Weird - openSSL running better without hardware crypto?
-
I've dabbled with pfSense on and off over the last few years, and finally moved house and sorted a decent network. We have 200/20 cable and I installed the latest pfSense on an APU2C4 with a mSATA SSD. All is working great after a few basic tweaks (thanks to guides on here), but I noticed something weird when testing openssl speeds.
The board's CPU supports AES, and on IPFire (which I also tested) I got better results than pfSense. IPFire is Linux, so no biggie, but I did notice something about pfSense that confused me. When testing with crypto disabled (none) in the webUI, I get better throughput than when I enable it (AES-NI). That doesn't make sense, right? Here are some results using openssl speed -elapsed -evp aes-128-cbc
IPFire Core 107
Crypto hardware disabled:
type 16 bytes 64 bytes 256 bytes 1024 bytes 8192 bytes
aes-128 cbc 15113.74k 16143.35k 16541.54k 42767.93k 43560.07kCrypto hardware enabled:
type 16 bytes 64 bytes 256 bytes 1024 bytes 8192 bytes
aes-128-cbc 124401.38k 166706.39k 202282.67k 215010.65k 218371.41kMakes sense. Using the AES instructions of the CPU we see a big increase.
Latest pfSense
Crypto hardware disabled (webUI):
type 16 bytes 64 bytes 256 bytes 1024 bytes 8192 bytes
aes-128-cbc 115278.96k 164246.85k 200432.64k 214334.81k 216842.24kNot quite IPFire fast but definitely in the right ballpark.
Crypto hardware enabled (webUI) and not using -evp parameter:
type 16 bytes 64 bytes 256 bytes 1024 bytes 8192 bytes
aes-128 cbc 14669.95k 15897.94k 16247.14k 41517.74k 42207.91kCrypto hardware enabled (webUI) and with using -evp parameter:
type 16 bytes 64 bytes 256 bytes 1024 bytes 8192 bytes
aes-128-cbc 1463.93k 5774.74k 21920.26k 63687.00k 156327.94kThis is literally back to front, isn't it? :-\ . Shouldn't enabling AES-NI in the webUI increase speeds and not cripple them?

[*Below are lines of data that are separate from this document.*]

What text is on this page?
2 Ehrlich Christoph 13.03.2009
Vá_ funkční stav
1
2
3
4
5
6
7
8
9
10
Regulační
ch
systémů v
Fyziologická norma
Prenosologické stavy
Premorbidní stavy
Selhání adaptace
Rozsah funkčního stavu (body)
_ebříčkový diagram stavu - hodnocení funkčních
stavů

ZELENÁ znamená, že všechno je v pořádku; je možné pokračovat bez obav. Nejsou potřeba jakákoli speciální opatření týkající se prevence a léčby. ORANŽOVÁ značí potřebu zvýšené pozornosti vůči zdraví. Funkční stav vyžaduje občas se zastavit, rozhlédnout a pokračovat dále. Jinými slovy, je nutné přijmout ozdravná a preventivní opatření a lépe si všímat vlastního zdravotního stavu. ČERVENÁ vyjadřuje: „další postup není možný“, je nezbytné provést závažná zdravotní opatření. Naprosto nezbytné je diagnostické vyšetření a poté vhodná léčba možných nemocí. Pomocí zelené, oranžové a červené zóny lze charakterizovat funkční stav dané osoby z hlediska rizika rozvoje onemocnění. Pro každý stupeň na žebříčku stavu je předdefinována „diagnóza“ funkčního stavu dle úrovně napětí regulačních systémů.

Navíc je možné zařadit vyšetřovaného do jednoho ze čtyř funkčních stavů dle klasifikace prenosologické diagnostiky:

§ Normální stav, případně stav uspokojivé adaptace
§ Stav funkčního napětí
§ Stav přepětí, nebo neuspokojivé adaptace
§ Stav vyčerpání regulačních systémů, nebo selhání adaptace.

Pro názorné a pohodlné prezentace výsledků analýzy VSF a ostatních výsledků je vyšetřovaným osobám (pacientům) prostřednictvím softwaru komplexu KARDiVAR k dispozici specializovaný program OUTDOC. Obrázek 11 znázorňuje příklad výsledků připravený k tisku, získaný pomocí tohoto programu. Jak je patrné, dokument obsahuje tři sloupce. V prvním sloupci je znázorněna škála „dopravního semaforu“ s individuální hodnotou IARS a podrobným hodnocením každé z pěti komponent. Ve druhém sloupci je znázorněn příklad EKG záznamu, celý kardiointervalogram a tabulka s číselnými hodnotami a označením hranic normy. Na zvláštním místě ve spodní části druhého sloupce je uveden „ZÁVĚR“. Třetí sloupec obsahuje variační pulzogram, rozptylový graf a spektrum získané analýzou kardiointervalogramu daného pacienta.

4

Or have I missed something? Thanks in advance guys.
-
It's been said in other threads around here that OpenSSL/VPN can directly access the AES-NI hardware when it's available. In that case, adding a kernel module would add more overhead, hence the slower results when the kernel module is enabled (through the web UI).I can't speak from personal experience, just restating what has been said elsewhere here in various threads showing OpenSSL results.
-
@virgiliomi:
It's been said in other threads around here that OpenSSL/VPN can directly access the AES-NI hardware when it's available. In that case, adding a kernel module would add more overhead, hence the slower results when the kernel module is enabled (through the web UI).I can't speak from personal experience, just restating what has been said elsewhere here in various threads showing OpenSSL results.
I see, thanks. Everything I'd read so far (threads, wiki, Mastering pfSense) suggested that the module would either work or do nothing and so enabling it was recommended. I didn't consider that it would actually decrease performance that way. Thanks again… Still learning. :)
-
There was a big thread not too long ago discussing this very thing. Search for it, I don't have it bookmarked. Maybe someone else will post link to it..
-
Here is the thread.
https://forum.pfsense.org/index.php?topic=121141.0
https://forum.pfsense.org/index.php?topic=115627.0
-
On less potent Hardware, such the PC Engines APU series is, you may see different results
using Linux, because its more acting agile and/or is hardware near programmed or coded
and better sorted with vendor drivers as FreeBSD is. But on more stronger and/or powerful
hardware this might be not issue and the results will be coming more nearly the same numbers.Anyway, Linux is not FreeBSD and/or BSD like! It might be unix-oide but it is not the same
an so you may shouldn´t think also in that direction too, please. Its more like fruits, but
comparing apples with pears are also not very wise.If a high encryption throughput is really needed be sure you get hardware that is coming
with AES-NI and use IPsec (AES-GCM) instead of OpenVPN or get a CPU with ~3,0GHz
an to or four CPU cores such an Intel Core i processor or a smaller Xeon E3. -
Also note that OpenVPN is currently single threaded.
If your goal is to connect to PIA or the like then you need to run multiple clients to take advantage of multi core CPUs.
-
Thanks again for the replies everyone. I'm learning a lot (and reading Mastering pfSense to try to get the best out of it). I'm currently considering upgrading the APU2C4 to a Dell PowerEdge T20 (Xeon E3-1225 v3), which should handle our line speed for VPN easily. The APU handles our 200Mbps ISP speed (no VPN) without even breaking a sweat, just a few % CPU, but it'd be nice to offload the VPN to the router/firewall rather than having multiple locally connected clients at home.